宇田川 メディアの側がそういうイメージだけを要求するからね。

 

松岡 だからどこにでもいる大学生っていう風貌の自分がゲイであることをオープンにして社会に出ていくことでイメージを変えていけるんじゃないかなと思ったんです。そこからLGBT関連のNPOに関わるようになりました。そこでさまざまなセクシュアリティの人と知り合う中で、自分の中にも固定観念があって男はこうあるべき女はこうあるべきみたいな規範にも縛られてたんだなあと気づけたんですよね。そういう気づきを重ねることで、より正確な知識を伝えたいという思いが強くなりました。

 

 

受け止めてくれる人がどこかに必ずいる

 

宇田川 その後、自分でMEIJI ALLY WEEKを立ち上げるわけですけど。

 

松岡 大学でお世話になっている先生のジェンダー論の授業でゲストスピーカーをしたことがあるんです。その時にアライについて話したらリアクションペーパーの9割くらいに「アライになりたい」って書かれていた。困っている人がいたら味方でありたいって思っている人がとくに若い世代には多いんだと気付いた。せっかくそういう気持ちがあるんだったらSNSで可視化してもらおうと思ってはじめたんです。

 

宇田川 プライド叢書はセクシュアル・マイノリティ自身が情報発信していくことを目的としているけど、同時にアライの人たちに参加してもらうこともとても重要だと思っているんですよ。そして本を読んでアライになってもらうことも。
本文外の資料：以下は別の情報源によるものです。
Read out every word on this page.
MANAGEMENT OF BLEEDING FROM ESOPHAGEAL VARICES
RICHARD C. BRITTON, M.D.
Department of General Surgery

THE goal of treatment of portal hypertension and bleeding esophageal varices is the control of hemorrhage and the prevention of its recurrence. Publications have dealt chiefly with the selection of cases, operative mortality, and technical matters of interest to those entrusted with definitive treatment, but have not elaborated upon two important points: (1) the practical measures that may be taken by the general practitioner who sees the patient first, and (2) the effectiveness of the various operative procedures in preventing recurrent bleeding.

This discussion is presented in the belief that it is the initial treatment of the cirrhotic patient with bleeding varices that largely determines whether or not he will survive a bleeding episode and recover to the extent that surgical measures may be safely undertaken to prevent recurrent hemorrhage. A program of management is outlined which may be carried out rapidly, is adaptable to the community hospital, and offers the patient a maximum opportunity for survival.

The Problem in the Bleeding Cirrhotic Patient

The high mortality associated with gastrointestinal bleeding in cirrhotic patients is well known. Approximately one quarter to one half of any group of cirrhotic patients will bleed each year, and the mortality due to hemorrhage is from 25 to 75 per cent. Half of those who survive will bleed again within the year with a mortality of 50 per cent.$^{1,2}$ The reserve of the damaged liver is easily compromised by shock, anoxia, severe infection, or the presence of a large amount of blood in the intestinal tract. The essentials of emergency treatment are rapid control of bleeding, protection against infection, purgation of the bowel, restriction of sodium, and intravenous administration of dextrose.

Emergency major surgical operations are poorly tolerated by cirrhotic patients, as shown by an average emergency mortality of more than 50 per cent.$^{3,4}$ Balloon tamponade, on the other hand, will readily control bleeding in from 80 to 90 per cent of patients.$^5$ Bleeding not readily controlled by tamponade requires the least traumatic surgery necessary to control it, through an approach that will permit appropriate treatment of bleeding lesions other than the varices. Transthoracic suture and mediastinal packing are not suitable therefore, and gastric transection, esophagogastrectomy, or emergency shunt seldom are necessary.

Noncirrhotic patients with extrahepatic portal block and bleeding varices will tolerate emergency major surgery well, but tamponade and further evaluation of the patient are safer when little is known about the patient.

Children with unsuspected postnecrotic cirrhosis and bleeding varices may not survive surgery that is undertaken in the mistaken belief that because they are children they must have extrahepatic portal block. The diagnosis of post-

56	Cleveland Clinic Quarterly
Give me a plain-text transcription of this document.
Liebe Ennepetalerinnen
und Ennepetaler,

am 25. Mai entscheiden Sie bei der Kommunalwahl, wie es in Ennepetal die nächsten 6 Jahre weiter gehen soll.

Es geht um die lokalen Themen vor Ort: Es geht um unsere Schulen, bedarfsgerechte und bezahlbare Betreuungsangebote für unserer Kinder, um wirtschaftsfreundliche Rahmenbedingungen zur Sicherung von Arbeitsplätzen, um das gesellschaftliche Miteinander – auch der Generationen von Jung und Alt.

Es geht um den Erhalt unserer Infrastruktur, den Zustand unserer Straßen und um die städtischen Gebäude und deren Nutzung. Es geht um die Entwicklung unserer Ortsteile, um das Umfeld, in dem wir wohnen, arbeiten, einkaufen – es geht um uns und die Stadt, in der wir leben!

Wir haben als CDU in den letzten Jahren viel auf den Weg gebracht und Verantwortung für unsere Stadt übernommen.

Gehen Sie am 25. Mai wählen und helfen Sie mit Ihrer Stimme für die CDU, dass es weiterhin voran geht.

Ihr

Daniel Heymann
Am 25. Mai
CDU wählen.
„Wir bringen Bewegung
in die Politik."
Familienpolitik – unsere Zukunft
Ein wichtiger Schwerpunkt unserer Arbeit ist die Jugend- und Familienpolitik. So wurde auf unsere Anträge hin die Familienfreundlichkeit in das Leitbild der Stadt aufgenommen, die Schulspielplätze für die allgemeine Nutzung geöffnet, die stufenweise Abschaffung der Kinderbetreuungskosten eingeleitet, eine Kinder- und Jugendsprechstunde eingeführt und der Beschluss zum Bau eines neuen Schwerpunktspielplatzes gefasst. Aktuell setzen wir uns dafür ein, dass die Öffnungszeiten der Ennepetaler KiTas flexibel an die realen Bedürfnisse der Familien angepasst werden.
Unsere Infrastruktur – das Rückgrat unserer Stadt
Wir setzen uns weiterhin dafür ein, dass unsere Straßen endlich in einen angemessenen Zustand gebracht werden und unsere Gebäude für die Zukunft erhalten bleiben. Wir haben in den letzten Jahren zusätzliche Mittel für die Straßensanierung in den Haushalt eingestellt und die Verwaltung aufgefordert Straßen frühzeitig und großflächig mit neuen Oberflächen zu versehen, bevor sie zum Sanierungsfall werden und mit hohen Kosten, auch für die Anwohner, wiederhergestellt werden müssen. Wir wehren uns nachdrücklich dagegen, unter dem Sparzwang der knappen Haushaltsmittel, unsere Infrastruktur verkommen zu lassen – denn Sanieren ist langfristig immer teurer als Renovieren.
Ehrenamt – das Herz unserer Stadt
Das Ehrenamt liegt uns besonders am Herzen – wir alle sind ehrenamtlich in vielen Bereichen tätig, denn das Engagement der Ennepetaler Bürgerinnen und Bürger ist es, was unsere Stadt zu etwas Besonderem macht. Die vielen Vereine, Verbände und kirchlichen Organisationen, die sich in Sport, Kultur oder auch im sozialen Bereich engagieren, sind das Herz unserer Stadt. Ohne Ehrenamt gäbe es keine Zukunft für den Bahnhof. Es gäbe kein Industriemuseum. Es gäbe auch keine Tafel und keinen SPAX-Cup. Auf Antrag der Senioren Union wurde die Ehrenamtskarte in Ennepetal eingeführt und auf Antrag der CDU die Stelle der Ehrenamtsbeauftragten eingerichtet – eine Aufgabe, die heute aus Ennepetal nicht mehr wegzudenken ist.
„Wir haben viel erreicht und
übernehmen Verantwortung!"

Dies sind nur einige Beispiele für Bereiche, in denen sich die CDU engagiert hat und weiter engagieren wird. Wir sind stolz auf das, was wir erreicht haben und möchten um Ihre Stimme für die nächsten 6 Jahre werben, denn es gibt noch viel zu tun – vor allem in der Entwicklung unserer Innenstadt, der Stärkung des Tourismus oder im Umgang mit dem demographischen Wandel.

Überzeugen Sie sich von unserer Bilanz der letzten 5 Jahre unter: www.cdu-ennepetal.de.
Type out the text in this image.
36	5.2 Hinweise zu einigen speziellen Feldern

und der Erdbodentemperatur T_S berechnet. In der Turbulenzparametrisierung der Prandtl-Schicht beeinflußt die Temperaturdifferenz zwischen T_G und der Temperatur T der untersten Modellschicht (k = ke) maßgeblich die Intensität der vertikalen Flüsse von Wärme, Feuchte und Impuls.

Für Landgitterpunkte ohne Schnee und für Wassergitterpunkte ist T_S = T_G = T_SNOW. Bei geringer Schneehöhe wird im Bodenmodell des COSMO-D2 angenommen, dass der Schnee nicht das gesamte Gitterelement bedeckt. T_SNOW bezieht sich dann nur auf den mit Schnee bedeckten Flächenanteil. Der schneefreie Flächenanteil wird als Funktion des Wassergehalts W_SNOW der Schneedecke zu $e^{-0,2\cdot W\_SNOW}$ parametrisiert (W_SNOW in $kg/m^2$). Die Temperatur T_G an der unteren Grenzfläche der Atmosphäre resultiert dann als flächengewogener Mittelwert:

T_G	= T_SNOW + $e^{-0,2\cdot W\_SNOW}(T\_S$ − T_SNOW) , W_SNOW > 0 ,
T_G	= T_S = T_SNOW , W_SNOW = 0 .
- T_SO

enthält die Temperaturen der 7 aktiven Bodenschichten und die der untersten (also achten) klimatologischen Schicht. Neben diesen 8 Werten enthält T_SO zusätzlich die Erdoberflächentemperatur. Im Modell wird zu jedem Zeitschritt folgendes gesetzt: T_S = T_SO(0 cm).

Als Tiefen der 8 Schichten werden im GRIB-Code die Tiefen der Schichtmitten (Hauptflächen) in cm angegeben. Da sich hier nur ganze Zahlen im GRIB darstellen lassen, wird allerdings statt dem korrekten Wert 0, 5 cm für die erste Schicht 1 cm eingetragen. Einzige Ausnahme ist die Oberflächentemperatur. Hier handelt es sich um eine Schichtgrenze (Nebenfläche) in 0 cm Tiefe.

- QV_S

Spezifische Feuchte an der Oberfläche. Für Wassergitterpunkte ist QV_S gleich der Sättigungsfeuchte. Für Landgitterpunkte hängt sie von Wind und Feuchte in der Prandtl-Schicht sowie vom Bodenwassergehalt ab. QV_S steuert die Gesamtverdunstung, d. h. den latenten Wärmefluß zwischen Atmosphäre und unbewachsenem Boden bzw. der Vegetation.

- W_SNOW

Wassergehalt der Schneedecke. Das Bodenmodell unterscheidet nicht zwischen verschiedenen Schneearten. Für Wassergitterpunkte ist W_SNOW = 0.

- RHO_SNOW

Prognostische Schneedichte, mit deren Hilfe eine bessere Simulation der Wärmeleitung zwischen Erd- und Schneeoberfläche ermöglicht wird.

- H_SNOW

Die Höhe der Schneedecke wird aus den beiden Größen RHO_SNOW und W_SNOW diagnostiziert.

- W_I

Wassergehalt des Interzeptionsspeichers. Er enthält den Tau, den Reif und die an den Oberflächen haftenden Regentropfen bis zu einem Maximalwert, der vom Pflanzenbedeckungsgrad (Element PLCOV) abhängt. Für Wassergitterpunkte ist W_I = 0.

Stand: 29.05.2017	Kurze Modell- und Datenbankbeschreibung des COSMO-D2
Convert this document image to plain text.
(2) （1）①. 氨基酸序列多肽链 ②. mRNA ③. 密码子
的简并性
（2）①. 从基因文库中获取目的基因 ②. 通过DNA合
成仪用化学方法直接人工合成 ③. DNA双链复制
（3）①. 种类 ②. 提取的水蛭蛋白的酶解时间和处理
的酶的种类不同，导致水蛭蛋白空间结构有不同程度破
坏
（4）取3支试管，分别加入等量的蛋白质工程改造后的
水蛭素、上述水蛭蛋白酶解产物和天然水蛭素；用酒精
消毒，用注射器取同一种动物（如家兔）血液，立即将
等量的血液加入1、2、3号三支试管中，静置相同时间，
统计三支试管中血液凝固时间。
社会の偏ったイメージを変えていくために。

 

松岡 学校教育でも様々なセクシュアリティの人がいることを教えられて、LGBTであることが特別なイメージではなくなればいいですよね。

 

宇田川 今、悩んでいる10代の子たちにアドバイスはありますか?

 

松岡 僕自身は笑いにすることで乗り越えてきた面がありますけど、今はそれがいいとは思えないですね。誰か1人でも自分らしさを受け止めてくれる人がいたら救われると思うんです。そして、どこかには受け止めてくれる人が必ずいるはずなんです。それは家族とか友だちとか近い関係ではないとしても。だから絶対に諦めないでほしいですね。


 

「学校ではいろいろなセクシュアリティの人がいることを教えられない。男らしさや女らしさといった規範を押し付けられてしまう。そういう固定観念がなくなってLGBTであることも完全にフラットなイメージになればいいですね。そういう社会にしていくためにもプライド叢書にがんばってほしい」

 

松岡宗嗣(まつおか・そうし) 愛知県名古屋市出身。明治大学政治経済学部4年。オープンリーゲイの大学生としてLGBTへの理解を広げるNPOなどで活動。その後、アライを増やす日本初のキャンペーンMEIJI ALLY WEEKを立ち上げる。